4. Recurrent or Metastatic Breast Cancer: A returned breast cancer after previous treatment or has spread beyond the breast to other organs of the body is known as recurrent or metastatic breast cancer. 

Bevacizumab together with the paclitaxel (paclitaxel injection) or capecitabine is approved for the first-line treatment of metastatic breast cancer

Hormone receptor status: 

All the invasive breast cancers, as well as DCIS, are tested for the hormone (estrogen and progesterone) receptors. 

Hormone receptor-positive (estrogen and progesterone receptor-positive) tumours have many hormone receptors. The treatment of breast cancers can be possible with the help of hormone therapy such as tamoxifen and aromatase inhibitors. Most invasive breast cancers are the hormone receptor-positive.

HER2 status: 

All invasive breast cancers are basically tested for the HER2 protein. 

HER2-positive breast cancers have immense HER2 protein. These breast cancers can be treated with the help of anti-HER2 targeted therapy drugs such as trastuzumab 440mg.

Approximately 10-15 % of the newly diagnosed breast cancers are known as the HER2-positive.

As a second-line treatment, some patients may trastuzumab together with the lapatinib 250 mg. Further treatment may include the combinations of trastuzumab with the other chemotherapy drugs, or together with the lapatinib and capecitabine 500 mg.
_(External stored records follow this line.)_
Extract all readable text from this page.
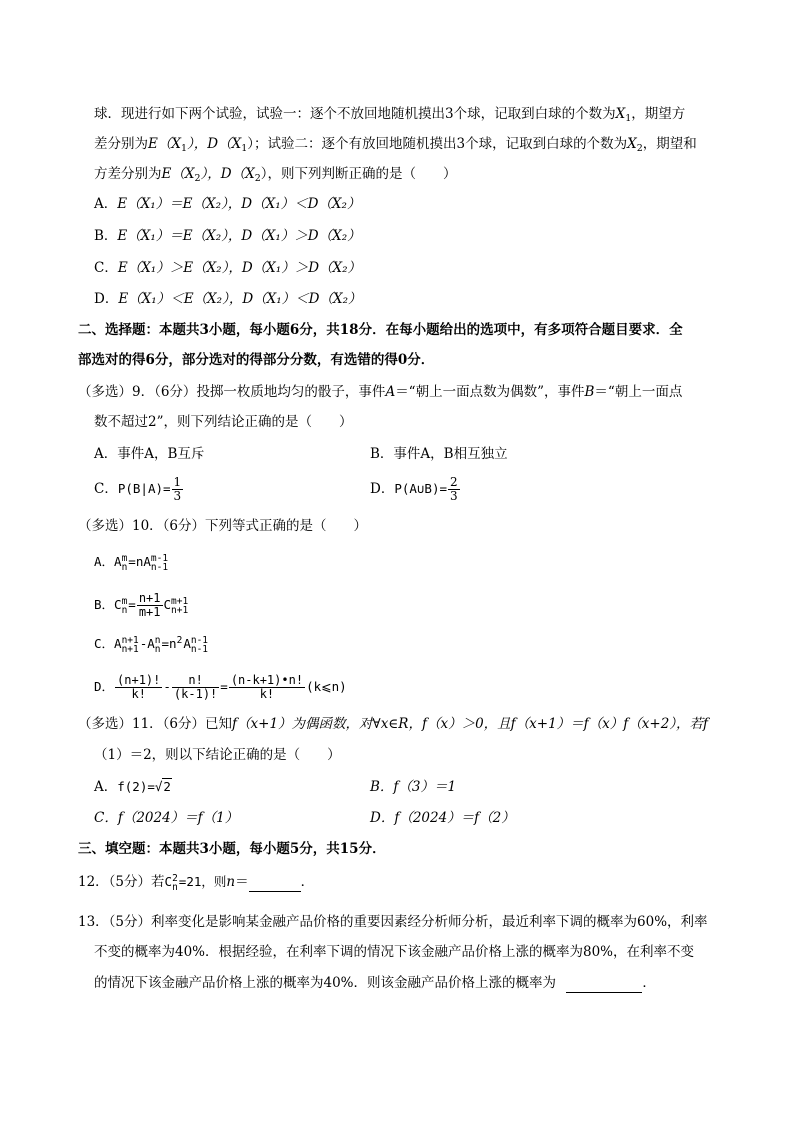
球．现进行如下两个试验，试验一：逐个不放回地随机摸出3个球，记取到白球的个数为$X_1$，期望方
差分别为$E(X_1)$，$D(X_1)$；试验二：逐个有放回地随机摸出3个球，记取到白球的个数为$X_2$，期望和
方差分别为$E(X_2)$，$D(X_2)$，则下列判断正确的是（　　）
A．E（X₁）＝E（X₂），D（X₁）＜D（X₂）
B．E（X₁）＝E（X₂），D（X₁）＞D（X₂）
C．E（X₁）＞E（X₂），D（X₁）＞D（X₂）
D．E（X₁）＜E（X₂），D（X₁）＜D（X₂）
二、选择题：本题共3小题，每小题6分，共18分．在每小题给出的选项中，有多项符合题目要求．全
部选对的得6分，部分选对的得部分分数，有选错的得0分．
（多选）9．（6分）投掷一枚质地均匀的骰子，事件A＝“朝上一面点数为偶数”，事件B＝“朝上一面点
数不超过2”，则下列结论正确的是（　　）
A．事件A，B互斥	B．事件A，B相互独立
C．$P(B|A)= \frac{1}{3}$	D．P(A∪B)= $\frac{2}{3}$
（多选）10．（6分）下列等式正确的是（　　）
A．A m
n =nA m-1
n-1
B．C m
$n = \frac{n+1}{m+1}$ C m+1
n+1
C．A n+1
n+1 -A n
n =n 2
A n-1
n-1
D． $\frac{(n+1)!}{k!} - \frac{n!}{(k-1)!} = \frac{(n-k+1)•n!}{k!}$ (k⩽n)
（多选）11．（6分）已知f（x+1）为偶函数，对∀x∈R，f（x）＞0，且f（x+1）＝f（x）f（x+2），若f
（1）＝2，则以下结论正确的是（　　）
A．f(2)=√2	B．f（3）＝1
C．f（2024）＝f（1）	D．f（2024）＝f（2）
三、填空题：本题共3小题，每小题5分，共15分．
12．（5分）若C 2
n =21，则n＝	．
13．（5分）利率变化是影响某金融产品价格的重要因素经分析师分析，最近利率下调的概率为60%，利率
不变的概率为40%．根据经验，在利率下调的情况下该金融产品价格上涨的概率为80%，在利率不变
的情况下该金融产品价格上涨的概率为40%．则该金融产品价格上涨的概率为	．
Other targeted therapies CDK4/6 inhibitors (palbociclib 125 mg, ribociclib 200 mg and abemaciclib) are also an option for treating the ER positive advanced breast cancer together with an aromatase inhibitor or fulvestrant.

Everolimus tablets together with the exemestane, tamoxifen or fulvestrant is a treatment option for some postmenopausal patients with the ER positive advanced breast cancer which has the progressed after the treatment with a non-steroidal aromatase inhibitor.